I see a lot more tears. A lot more. Honestly, I didn’t even know how to deal with it the first time I saw tears. I’ve seen the guys every once in a while break up a little bit but they get it together fast. The first time I saw tears with the girls, worrying they couldn’t make the weight, I was like, “Uhhh, I don’t do good with this.” [laughs] It’s just different because I’m not used to it. To me it’s like, if you’ve made it this far you can keep going. I just have to keep encouraging them, as long as it’s not so bad that they’ll keel over. But it was hard for me because you want to look at those girls and say, “Oh, that’s okay, don’t worry about it,” but you can’t. If you want to be in a professional sport, then accountability is imperative. I guess because I am tough I expect my girls to be tough.
Speaking of accountability, what was with Livia Von Plattenberg coming in eight pounds over?
I was mortified. Very embarrassed. I know athletes are going to make mistakes but that should have been handled. I should have been aware of it. We should have had a solution before she stepped on that scale. That was a situation, too, where she had a male coach and it wasn’t a co-ed sauna where she was cutting weight. So she goes in [alone] at 107 pounds, tells him she’s only taken a sip of water, but comes out weighing way more, so she actually drank a ton of water. It’s going to happen, but it’s less embarrassing for me and our promotion if we know about it beforehand and we have a solution before it looks like we have a problem. You’ve committed to this weight; this is your job. You can’t ask for the same equality that the men have in MMA if you can’t hold up your end of the bargain. I’m trying to break the stereotyping, part of which is that women can’t make the weight. Everyone made weight last time.

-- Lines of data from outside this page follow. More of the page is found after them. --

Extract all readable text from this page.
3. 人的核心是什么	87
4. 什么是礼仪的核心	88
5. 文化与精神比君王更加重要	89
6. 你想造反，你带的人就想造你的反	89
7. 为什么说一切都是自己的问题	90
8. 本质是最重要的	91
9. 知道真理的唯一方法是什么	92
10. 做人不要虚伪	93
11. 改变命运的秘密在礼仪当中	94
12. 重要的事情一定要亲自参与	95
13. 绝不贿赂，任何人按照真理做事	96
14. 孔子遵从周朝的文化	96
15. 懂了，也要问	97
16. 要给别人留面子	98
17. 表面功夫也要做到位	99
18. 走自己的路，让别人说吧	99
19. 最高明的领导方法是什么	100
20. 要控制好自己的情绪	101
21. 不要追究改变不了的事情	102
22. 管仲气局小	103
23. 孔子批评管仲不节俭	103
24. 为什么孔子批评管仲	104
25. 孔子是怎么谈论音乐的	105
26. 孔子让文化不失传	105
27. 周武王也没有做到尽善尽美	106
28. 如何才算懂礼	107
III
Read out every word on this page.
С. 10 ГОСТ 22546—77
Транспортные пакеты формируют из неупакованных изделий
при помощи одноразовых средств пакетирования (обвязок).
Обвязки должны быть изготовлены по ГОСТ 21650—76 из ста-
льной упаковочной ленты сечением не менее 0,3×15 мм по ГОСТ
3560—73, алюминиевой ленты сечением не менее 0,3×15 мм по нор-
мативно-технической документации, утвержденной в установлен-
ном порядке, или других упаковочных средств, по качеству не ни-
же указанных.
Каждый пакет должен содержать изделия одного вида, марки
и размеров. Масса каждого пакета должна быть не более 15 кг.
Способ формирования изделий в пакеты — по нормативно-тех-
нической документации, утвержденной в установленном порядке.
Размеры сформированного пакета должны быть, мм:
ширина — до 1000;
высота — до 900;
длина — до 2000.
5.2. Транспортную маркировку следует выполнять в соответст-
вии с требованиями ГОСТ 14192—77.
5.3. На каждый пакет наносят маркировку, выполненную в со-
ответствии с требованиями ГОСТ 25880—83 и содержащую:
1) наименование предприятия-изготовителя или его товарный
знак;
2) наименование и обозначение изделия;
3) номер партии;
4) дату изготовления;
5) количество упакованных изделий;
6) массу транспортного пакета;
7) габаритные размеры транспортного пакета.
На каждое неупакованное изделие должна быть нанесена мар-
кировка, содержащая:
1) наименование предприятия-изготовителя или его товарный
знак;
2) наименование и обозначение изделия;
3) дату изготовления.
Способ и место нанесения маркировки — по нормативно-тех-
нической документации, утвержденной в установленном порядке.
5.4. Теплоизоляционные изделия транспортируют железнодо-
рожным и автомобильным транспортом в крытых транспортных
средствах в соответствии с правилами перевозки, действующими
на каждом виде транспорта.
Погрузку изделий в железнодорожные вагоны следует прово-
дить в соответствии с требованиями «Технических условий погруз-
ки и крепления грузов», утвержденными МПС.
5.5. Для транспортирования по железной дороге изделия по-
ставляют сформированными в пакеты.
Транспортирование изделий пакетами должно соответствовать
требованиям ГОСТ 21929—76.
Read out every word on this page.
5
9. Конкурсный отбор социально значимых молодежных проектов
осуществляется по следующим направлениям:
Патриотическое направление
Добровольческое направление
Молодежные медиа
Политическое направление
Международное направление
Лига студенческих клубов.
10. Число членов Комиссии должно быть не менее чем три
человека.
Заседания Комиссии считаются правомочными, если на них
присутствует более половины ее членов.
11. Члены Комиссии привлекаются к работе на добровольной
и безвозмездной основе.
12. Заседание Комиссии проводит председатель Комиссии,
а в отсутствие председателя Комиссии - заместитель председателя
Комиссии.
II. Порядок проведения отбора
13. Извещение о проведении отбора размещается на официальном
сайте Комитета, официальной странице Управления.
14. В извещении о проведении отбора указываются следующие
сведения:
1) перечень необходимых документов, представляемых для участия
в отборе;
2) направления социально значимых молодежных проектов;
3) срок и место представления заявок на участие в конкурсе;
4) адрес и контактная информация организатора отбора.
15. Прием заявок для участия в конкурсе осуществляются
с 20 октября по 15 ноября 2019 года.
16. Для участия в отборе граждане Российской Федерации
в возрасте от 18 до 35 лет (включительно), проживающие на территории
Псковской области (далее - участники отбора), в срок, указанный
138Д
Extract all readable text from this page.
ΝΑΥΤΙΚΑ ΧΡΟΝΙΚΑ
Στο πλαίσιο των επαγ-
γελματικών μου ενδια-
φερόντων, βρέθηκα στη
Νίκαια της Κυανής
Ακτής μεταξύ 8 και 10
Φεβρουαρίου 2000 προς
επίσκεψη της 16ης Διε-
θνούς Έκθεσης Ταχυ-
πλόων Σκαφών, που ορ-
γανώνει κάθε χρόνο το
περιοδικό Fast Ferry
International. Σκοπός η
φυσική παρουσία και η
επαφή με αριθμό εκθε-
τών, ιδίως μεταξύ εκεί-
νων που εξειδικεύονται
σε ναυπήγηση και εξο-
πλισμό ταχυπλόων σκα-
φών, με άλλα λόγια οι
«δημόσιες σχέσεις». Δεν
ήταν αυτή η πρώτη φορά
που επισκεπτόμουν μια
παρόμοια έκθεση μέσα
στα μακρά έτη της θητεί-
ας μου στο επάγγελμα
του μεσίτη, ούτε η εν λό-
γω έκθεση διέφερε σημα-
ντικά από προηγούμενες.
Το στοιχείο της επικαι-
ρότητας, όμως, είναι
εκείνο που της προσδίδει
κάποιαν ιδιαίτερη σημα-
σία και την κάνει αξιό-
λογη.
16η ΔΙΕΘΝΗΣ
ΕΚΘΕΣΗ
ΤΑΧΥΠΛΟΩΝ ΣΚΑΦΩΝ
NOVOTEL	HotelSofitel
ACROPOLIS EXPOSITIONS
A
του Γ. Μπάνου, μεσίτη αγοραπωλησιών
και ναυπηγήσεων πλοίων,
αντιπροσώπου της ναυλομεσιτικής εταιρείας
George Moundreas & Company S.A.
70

You went straight into Mama Bear mode when you found out about some of the more gross allegations by the Invicta fighters against Brett Atchley. How did that feel for you?
I’m a hothead, I’m not gonna lie. When it comes to stuff like that, I really am. But I was the same way with the guys. I was working once in San Jose and a fight broke out in the lobby of this hotel, and Brett Rogers is one of my athletes, and this guy was trying to fight him, and before I could even think what I was doing, I had stepped in front of Brett and said, “No, if you want to fight, you’re gonna fight me.” I was ready to take that guy out. You don’t mess with my athletes. I have this warped sense of size, like a little dog that doesn’t know how small it is. I stand there with the heavyweights, and in my mind I’m as big as they are. Until one time Tim Sylvia patted me on the back and I felt his hand cover one side to the other side of my back.
So, with Brett Atchley, when the sexual misconduct allegations came out, that was it. He’d been on my radar for a long time and I’d actually done things to try to limit his access before then, to sort of protect him from himself, so it wasn’t like I was on some power trip banning him from Invicta. I had had conversations with him, had cut access, limited interactions, but at that point it was something I couldn’t abide. It’s like if someone breaks into your houseand and wreaks havoc on your family. It’s my responsibility to make sure these athletes are taken care of, especially at my events. He went on a text message tirade at me after that, but I told him it wasn’t anybody’s fault but his. He feels like there’s been a lot of injustice done to him with all these accusations, and I don’t know what is true in all of that, but I do know that often, where there’s smoke there’s fire.